Assume a table with 7 years of order data, ranging from 2001 through 2007. The next partitioning expression creates 84 partitions, one for each month of the period covered by the data:

     PRIMARY INDEX (order_number)
     PARTITION BY RANGE_N (order_date BETWEEN DATE '2001-01-01' 
                                      AND     DATE '2007-12-31'
                                      EACH INTERVAL '1' MONTH);

Each partition contains roughly the same number of rows, assuming that order volume has stayed roughly constant across the seven year interval. Neither a NO RANGE nor an UNKNOWN partition is defined because this partitioning expression definition is for data that only has dates within the ranges specified in the partitioning expression.

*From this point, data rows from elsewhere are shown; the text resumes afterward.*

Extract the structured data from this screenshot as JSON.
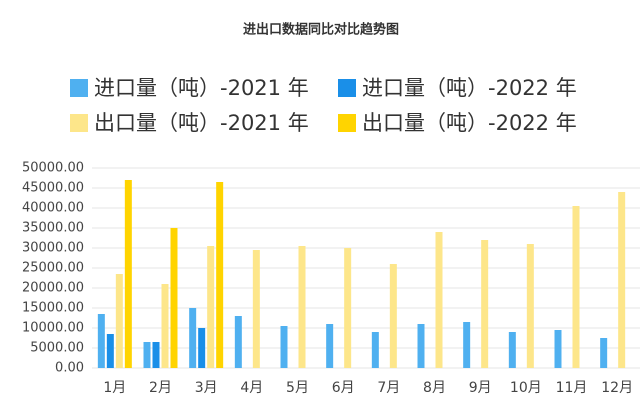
{
  "chart_data": {
    "type": "bar",
    "title": "进出口数据同比对比趋势图",
    "categories": [
      "1月",
      "2月",
      "3月",
      "4月",
      "5月",
      "6月",
      "7月",
      "8月",
      "9月",
      "10月",
      "11月",
      "12月"
    ],
    "series": [
      {
        "name": "进口量（吨）-2021 年",
        "color": "#4fb0f0",
        "values": [
          13500,
          6500,
          15000,
          13000,
          10500,
          11000,
          9000,
          11000,
          11500,
          9000,
          9500,
          7500
        ]
      },
      {
        "name": "进口量（吨）-2022 年",
        "color": "#1a8fe8",
        "values": [
          8500,
          6500,
          10000,
          null,
          null,
          null,
          null,
          null,
          null,
          null,
          null,
          null
        ]
      },
      {
        "name": "出口量（吨）-2021 年",
        "color": "#fde68a",
        "values": [
          23500,
          21000,
          30500,
          29500,
          30500,
          30000,
          26000,
          34000,
          32000,
          31000,
          40500,
          44000
        ]
      },
      {
        "name": "出口量（吨）-2022 年",
        "color": "#ffd400",
        "values": [
          47000,
          35000,
          46500,
          null,
          null,
          null,
          null,
          null,
          null,
          null,
          null,
          null
        ]
      }
    ],
    "ylim": [
      0,
      50000
    ],
    "yticks": [
      {
        "value": 0,
        "label": "0.00"
      },
      {
        "value": 5000,
        "label": "5000.00"
      },
      {
        "value": 10000,
        "label": "10000.00"
      },
      {
        "value": 15000,
        "label": "15000.00"
      },
      {
        "value": 20000,
        "label": "20000.00"
      },
      {
        "value": 25000,
        "label": "25000.00"
      },
      {
        "value": 30000,
        "label": "30000.00"
      },
      {
        "value": 35000,
        "label": "35000.00"
      },
      {
        "value": 40000,
        "label": "40000.00"
      },
      {
        "value": 45000,
        "label": "45000.00"
      },
      {
        "value": 50000,
        "label": "50000.00"
      }
    ],
    "grid": true
  }
}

It is frequently desirable to have each partition contain roughly the same number of rows, but it is not required. The next example puts the older orders into partitions with coarser granularity, and the newer orders into partitions with finer granularity:

     PRIMARY INDEX (order_number)
     PARTITION BY RANGE_N (order_date BETWEEN DATE '1994-01-01' 
                                      AND     DATE '1997-12-31' 
                                      EACH INTERVAL '2' YEAR,
                                              DATE '1998-01-01' 
                                      AND     DATE '2000-12-31' 
                                      EACH INTERVAL '1' YEAR,
                                              DATE '2001-01-01' 
                                      AND     DATE '2003-12-31' 
                                      EACH INTERVAL '6' MONTH,   
                                              DATE '2004-01-01' 
                                      AND     DATE '2007-12-31' 
                                              EACH INTERVAL '1' MONTH,       
                                              NO RANGE, UNKNOWN);

In this example, the more recent data is partitioned more finely than the older data. This can be a good strategy if you know that the older data is rarely accessed except as part of a full‑table scan, because it reduces some potential disadvantages by defining a smaller number of partitions. However, maintaining this structure over extended epochs of time is not as simple as maintaining a structure in which each interval covers the same time duration. In this example, the years 2004 through 2007 are partitioned by month. As time passes, and 2004 data becomes older and less frequently referenced, it shall become necessary to repartition the table if the pattern of defining longer time intervals for older data is to be maintained.

It is both easy and fast to add and drop partitions from the ends of a partitioning definition, but repartitioning intervals in the middle partitions requires much more work, and it is usually faster to reload the data. In addition, when a range partition is dropped, any rows in that partition are moved from the dropped range partition to the NO RANGE partition or to an added range partition. Also, when a range is added, rows might need to be moved from the NO RANGE partition to the new range partition.

Some expansion room is allowed for future dates by specifying the final partition as extending to the end of 2007. It is easy to add and drop ranges to the end of a partitioning expression using the ALTER TABLE statement. While you could have specified an ending date far in the future, such as 2099‑12‑31, it is generally not desirable to define hundreds of partitions that shall not be used for decades.

The example shows intervals of years and months. It is also possible to partition by day (EACH INTERVAL '1' DAY) or by week (EACH INTERVAL '7' DAY). A seven-day interval can start on any day of the week, so if you want to start the weekly intervals on Sunday, for example, the beginning date should be chosen so that it falls on a Sunday. Also, the last range might be less than specified by the EACH clause. For example, suppose that with seven-day intervals the first date falls on Sunday, but the last date also falls on Sunday, in which case the last range spans only one day.

The RANGE_N NO RANGE clause is comparable to the CASE_N NO CASE clause, and the UNKNOWN clause has the same meaning for both functions.

As with the CASE_N partitioning expression, the Optimizer knows how many partitions are defined when RANGE_N is used as the partitioning expression.

The following example revisits the division_number example, this time using a RANGE_N function:

     PRIMARY INDEX (invoice_number)
     PARTITION BY RANGE_N (division_number BETWEEN 1 
                                           AND     4 
                                           EACH    1);

This alternate partitioning expression allows you to specify only four partitions instead of 65,535. The Optimizer might be able to choose certain join plans and more accurately cost those plans when the maximum number of partitions is both known and small, making this a better choice than using the column directly. This RANGE_N partitioning expression also prevents rows with non‑valid division numbers from being inserted into the table.